When God Says No.
Yesterday was two weeks since I gave birth to our twin boys at 19 weeks and 4 days. After my water breaking. After nearly a week in the hospital holding onto any hope they might make it to 24 weeks. After dealing with the doctors who were upset we didn’t induce. After praying so hard all the time that God wouldn’t take them from me.
And he did.
I remember laying in that bed and sobbing while feeling them kick inside me, staring up at the ceiling with it’s horrid little lights for “birth” and while the tears rolled down my cheeks I begged God to spare my sons. To let me have them when they could survive. To give me a miracle and to show the doctors that He was bigger than their medicine.
But I had them anyway. They died anyway.
I don’t know why. I don’t yet know the purpose behind all of this, although I pray at some point I will so I can find more peace with it. I struggle every day with wondering why God didn’t choose to intervene and perform a miracle – wouldn’t that have been more powerful than what I went through? Wouldn’t more people have been reached if they had made it?
But that was not the path God chose for any of us. As hard as it is to comprehend, God said no because this was His plan.
It wasn’t because we, or you, didn’t have enough faith. Or we didn’t pray hard enough. I don’t believe that the only way you get what you want in life is to pray harder or never consider another outcome – because God knows best. And sometimes best is the answer, “No.”
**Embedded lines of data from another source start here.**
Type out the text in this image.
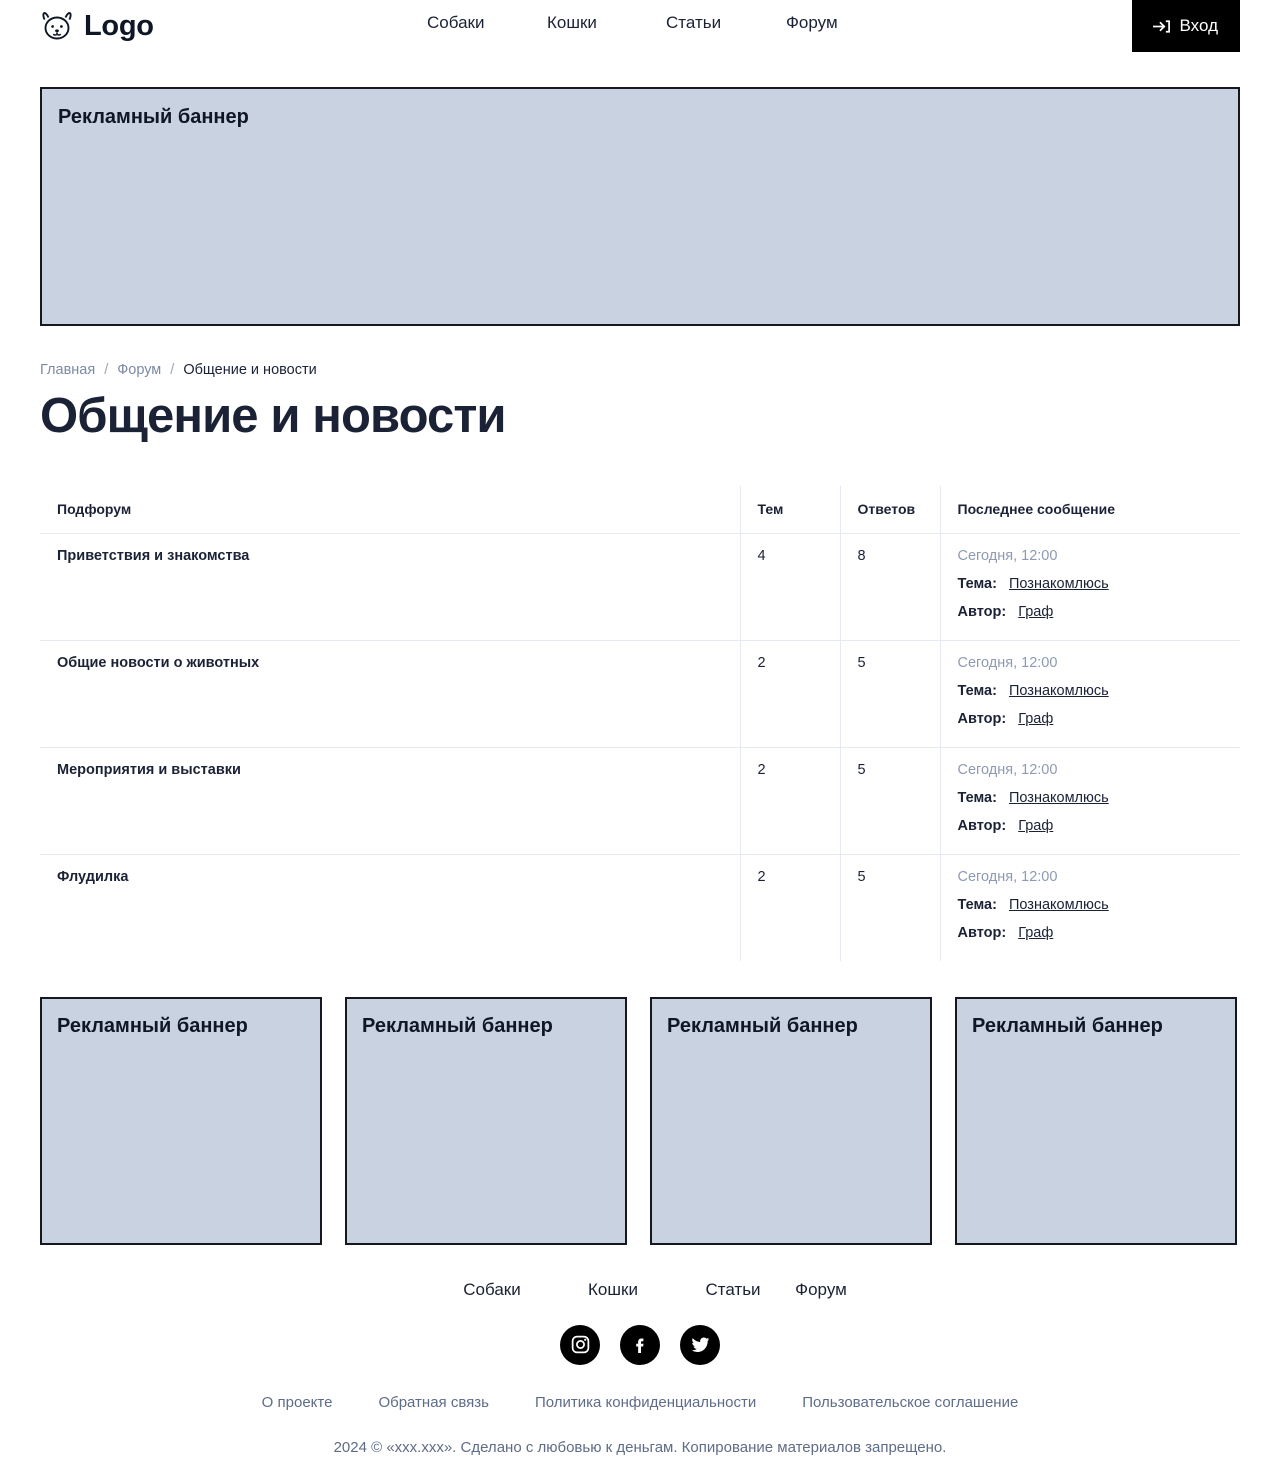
Logo	Собаки	Кошки	Статьи	Форум	Вход
Рекламный баннер
Главная / Форум / Общение и новости
Общение и новости
Подфорум	Тем	Ответов	Последнее сообщение
Приветствия и знакомства	4	8	Сегодня, 12:00
Тема: Познакомлюсь
Автор: Граф

Общие новости о животных	2	5	Сегодня, 12:00
Тема: Познакомлюсь
Автор: Граф

Мероприятия и выставки	2	5	Сегодня, 12:00
Тема: Познакомлюсь
Автор: Граф

Флудилка	2	5	Сегодня, 12:00
Тема: Познакомлюсь
Автор: Граф
Рекламный баннер	Рекламный баннер	Рекламный баннер	Рекламный баннер
Собаки	Кошки	Статьи	Форум
О проекте	Обратная связь	Политика конфиденциальности	Пользовательское соглашение
2024 © «xxx.xxx». Сделано с любовью к деньгам. Копирование материалов запрещено.
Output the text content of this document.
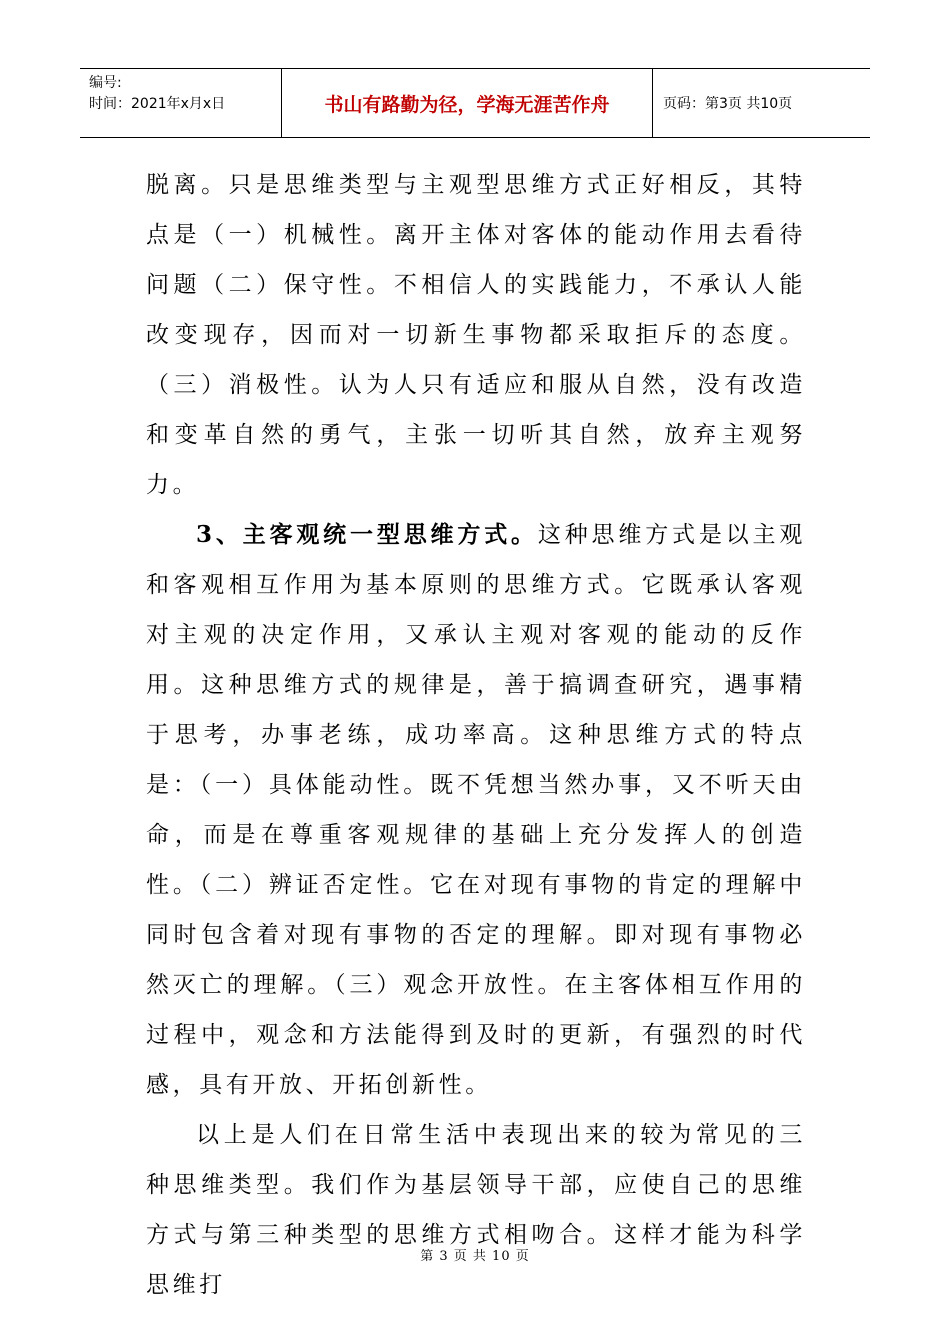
编号:
时间：2021年x月x日	书山有路勤为径，学海无涯苦作舟	页码：第3页 共10页

脱离。只是思维类型与主观型思维方式正好相反，其特点是（一）机械性。离开主体对客体的能动作用去看待问题（二）保守性。不相信人的实践能力，不承认人能改变现存，因而对一切新生事物都采取拒斥的态度。（三）消极性。认为人只有适应和服从自然，没有改造和变革自然的勇气，主张一切听其自然，放弃主观努力。

3、主客观统一型思维方式。这种思维方式是以主观和客观相互作用为基本原则的思维方式。它既承认客观对主观的决定作用，又承认主观对客观的能动的反作用。这种思维方式的规律是，善于搞调查研究，遇事精于思考，办事老练，成功率高。这种思维方式的特点是：（一）具体能动性。既不凭想当然办事，又不听天由命，而是在尊重客观规律的基础上充分发挥人的创造性。（二）辨证否定性。它在对现有事物的肯定的理解中同时包含着对现有事物的否定的理解。即对现有事物必然灭亡的理解。（三）观念开放性。在主客体相互作用的过程中，观念和方法能得到及时的更新，有强烈的时代感，具有开放、开拓创新性。

以上是人们在日常生活中表现出来的较为常见的三种思维类型。我们作为基层领导干部，应使自己的思维方式与第三种类型的思维方式相吻合。这样才能为科学思维打

第 3 页 共 10 页
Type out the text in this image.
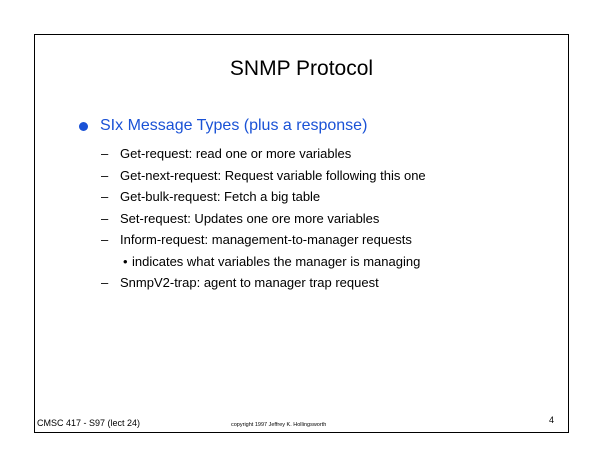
SNMP Protocol
SIx Message Types (plus a response)
– Get-request: read one or more variables
– Get-next-request: Request variable following this one
– Get-bulk-request: Fetch a big table
– Set-request: Updates one ore more variables
– Inform-request: management-to-manager requests
• indicates what variables the manager is managing
– SnmpV2-trap: agent to manager trap request
CMSC 417 - S97 (lect 24)	copyright 1997 Jeffrey K. Hollingsworth	4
I don’t want to hear about how it might have been “no” because they might have had physical/mental problems – because we would have loved and cared for them regardless. Those comments are hurtful that God took our boys because of that and we should be thankful. They were MINE and I’m not ever going to think that way. I don’t need them to be perfect to love them.
I decided early on in this pregnancy to celebrate the life (and then lives) I was given, no matter what the timeframe they were put in. And in that hospital, I had a choice to make. If it didn’t go my way, if it all was gone, and I had to do it publicly with all of you reading and waiting as the hospital thing went viral and my Facebook page blew up, what would I choose? To, as Job’s wife so eloquently put it, “Curse God and die”? or to trust that no matter how unfair, how painful, or how wrong it all seemed that in it, there was a plan and God chose it for us all?
Sam asked me the day before the boys were born, “Do you feel like it’s all going to be ok? We’re going to 100% beat the odds?” And I remember saying, “No, I don’t feel like that. I don’t have that absolute certainty right now that they’ll be fine – but I do know whatever happens, it was meant to be that way, and we’ll be ok. That there is a purpose bigger than we can imagine – no matter the outcome.”
And then I had to back my words up a day later with my actions.
I hate this. I didn’t want this to ever happen. But it did and I have a choice every day. I try to remember to chose to trust that God hurts over this just as badly as I do, that he loved my sons even more than I did, that when I can barely breathe through my tears He is there.
It’s not easy and at times I feel angry and resentful – but I know there is a plan. Bigger than me or my anger or my doubts or even my faith. I am not doing this perfect, I fall and stumble and get upset and cry and grieve – and all of that is normal. Human. It’s the long run I’m looking at.
I refuse to curse God and die because I didn’t get my way. I want to be able to look back at this in years to come and see the blessing that came out of it, not the bitterness I had to hold on to.
















I really admire your strength through all of this. I cannot imagine the roller-coaster of emotions you go through each day. Bella is so lucky to have you as her Mommy, you have a great outlook on life. I wish you brighter days ahead.